Extract Entities from Tables

Eduction Table mode allows you to extract entities from a table, according to the values in the header of that table. This process allows you to target extraction on likely values in structured data, rather than extracting every possible entity value from a table. It can also improve the confidence that an ambiguous entity value corresponds to a particular type of data.

In standard extraction, Eduction searches text for a value that matches a particular entity. In many cases the entity values are distinctive, and so you can be reasonably confident that matches are relevant. For example, a string that matches an address entity is unlikely to be anything else.

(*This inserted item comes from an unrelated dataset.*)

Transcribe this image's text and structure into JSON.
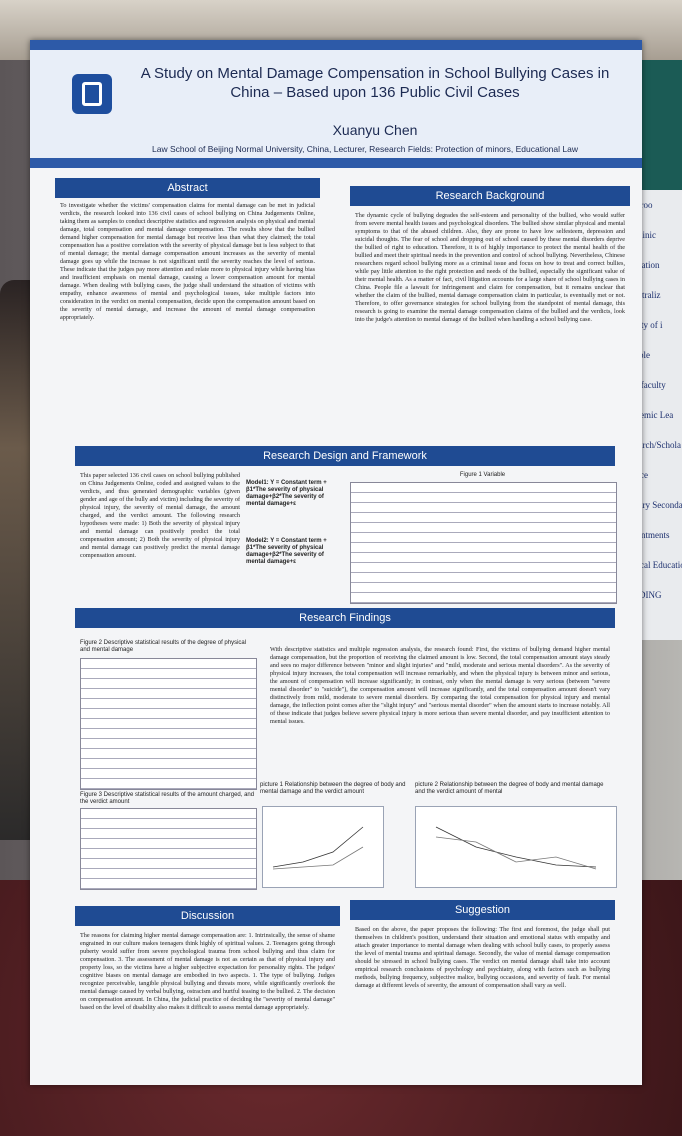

Many other entity values are potentially ambiguous. For example, a number might match several entity types, and a date might be a date of birth or an event date. Without further information, it is difficult to determine whether these values are useful.

For unstructured text, you can use landmarks to find relevant information. Landmarks are values that identify a particular entity, without being a part of the entity value. For example, the phrase Date of Birth is a landmark. When a document contains the value Date of Birth: 06/07/80, it is highly likely that the date is a date of birth, and you can treat the data accordingly.

NOTE: The IDOL PII Package, IDOL PHI Package, and IDOL PCI Package, provide landmark entities in most grammars. To extract entities from tables with the Eduction standard grammar files, you might need to create your own landmark entities.

For structured data, it is less likely that the landmark occurs next to the entity. You might have the value Date of Birth in a table heading, and the actual date values in the rows below. In this case, you can use table extraction to extract the values that correspond to the landmark.

Table Formats

In table mode, Eduction can find header and cell values for CSV (comma-separated values) and TSV (tab-separated values) files. If you use Eduction with Connector Framework Server (CFS) or IDOL NiFi Ingest, you can also use structured XML tables.

Eduction can also process multiple tables from a single text stream when they are separated by the correct table delimiters:

  • Start table: "<blank line><tab line>" (\n\n\t\n)

  • End table: "<tab line><blank line>" (\n\t\n\n)

These delimiters reset the header matches, so that Eduction looks for a new header row.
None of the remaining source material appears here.